As a rookie, Vilardi is obviously a statistical wild card at the NHL level.

While I do think Kempe has the potential to be a good two-way center - and has shown some defensive ability - it’s hard not to view this line as a weak spot in the Kings’ lineup. Iafallo is not a defensive forward and I can’t imagine him putting up offense with Kempe if he couldn’t really do it with Kopitar.


Other options?

Then again, with Vilardi up, where else would the Kings go with their third line? Does it really make sense to pull Kyle Clifford up to the left wing spot and bump Iafallo to the fourth line? Not really.

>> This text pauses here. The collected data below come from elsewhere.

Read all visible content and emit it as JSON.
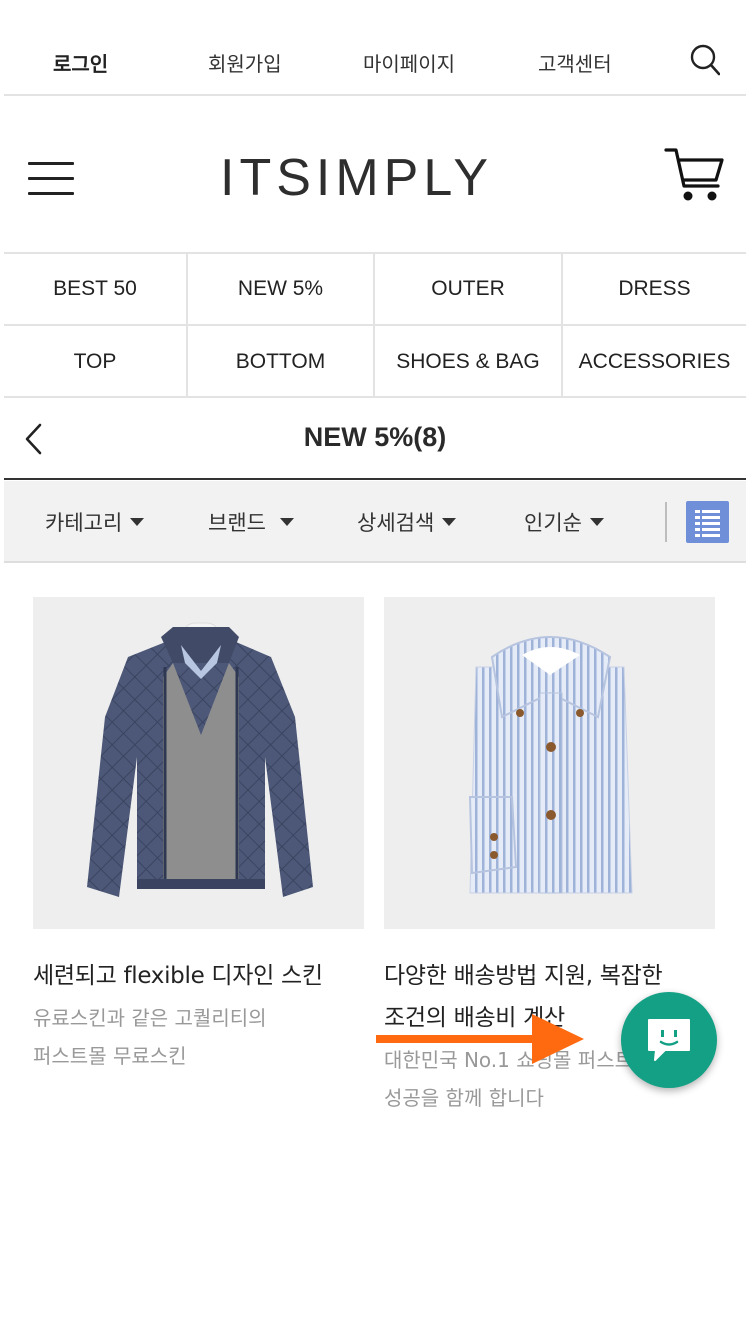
{
  "topbar": {
    "links": [
      {
        "id": "login",
        "label": "로그인"
      },
      {
        "id": "signup",
        "label": "회원가입"
      },
      {
        "id": "mypage",
        "label": "마이페이지"
      },
      {
        "id": "support",
        "label": "고객센터"
      }
    ],
    "search_icon": "search-icon"
  },
  "header": {
    "logo": "ITSIMPLY",
    "menu_icon": "hamburger-menu-icon",
    "cart_icon": "shopping-cart-icon"
  },
  "categories": [
    "BEST 50",
    "NEW 5%",
    "OUTER",
    "DRESS",
    "TOP",
    "BOTTOM",
    "SHOES & BAG",
    "ACCESSORIES"
  ],
  "page": {
    "title": "NEW 5%(8)",
    "back_icon": "chevron-left-icon"
  },
  "filters": [
    {
      "label": "카테고리"
    },
    {
      "label": "브랜드"
    },
    {
      "label": "상세검색"
    },
    {
      "label": "인기순"
    }
  ],
  "view_toggle": {
    "icon": "list-view-icon",
    "color": "#6f8fd8"
  },
  "products": [
    {
      "name": "세련되고 flexible 디자인 스킨",
      "desc_lines": [
        "유료스킨과 같은 고퀄리티의",
        "퍼스트몰 무료스킨"
      ],
      "image_icon": "quilted-jacket-image"
    },
    {
      "name_lines": [
        "다양한 배송방법 지원, 복잡한",
        "조건의 배송비 계산"
      ],
      "desc_lines": [
        "대한민국 No.1 쇼핑몰 퍼스트몰",
        "성공을 함께 합니다"
      ],
      "image_icon": "striped-shirt-image"
    }
  ],
  "overlay": {
    "arrow_color": "#ff6a10",
    "chat_color": "#13a085",
    "chat_icon": "chat-bubble-icon"
  }
}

It might be equally weird to see Trevor Lewis stay on the third line while Vilardi gets started on the fourth.
The only other alternative I can envision would be to keep Lewis and Kempe on the third and move Vilardi over to that left wing spot. Personally, I think that would be a far better and less defensively risky third line.


Shoulda, Woulda, Coulda


This is where I wish the Kings had made another signing and brought in someone who could take Iafallo’s spot. Someone like Michael Grabner or Patrick Maroon would have been much better fits on the third line and would have helped Kempe’s (and Vilardi’s) development.

Even someone like Brad Boyes who is - for the record - still a free agent, would be a much more comfortable fit on the Kings’ third line and would make them less vulnerable from teams that like to play matchups.

Alas, I’m not holding my breath for LA to make another signing.

If Vilardi plays, Kings fans will have to take the good with the bad. They’ll have a defensively vulnerable third line with high offensive upside.

Tony Horton says it best: I hate it, but I love it.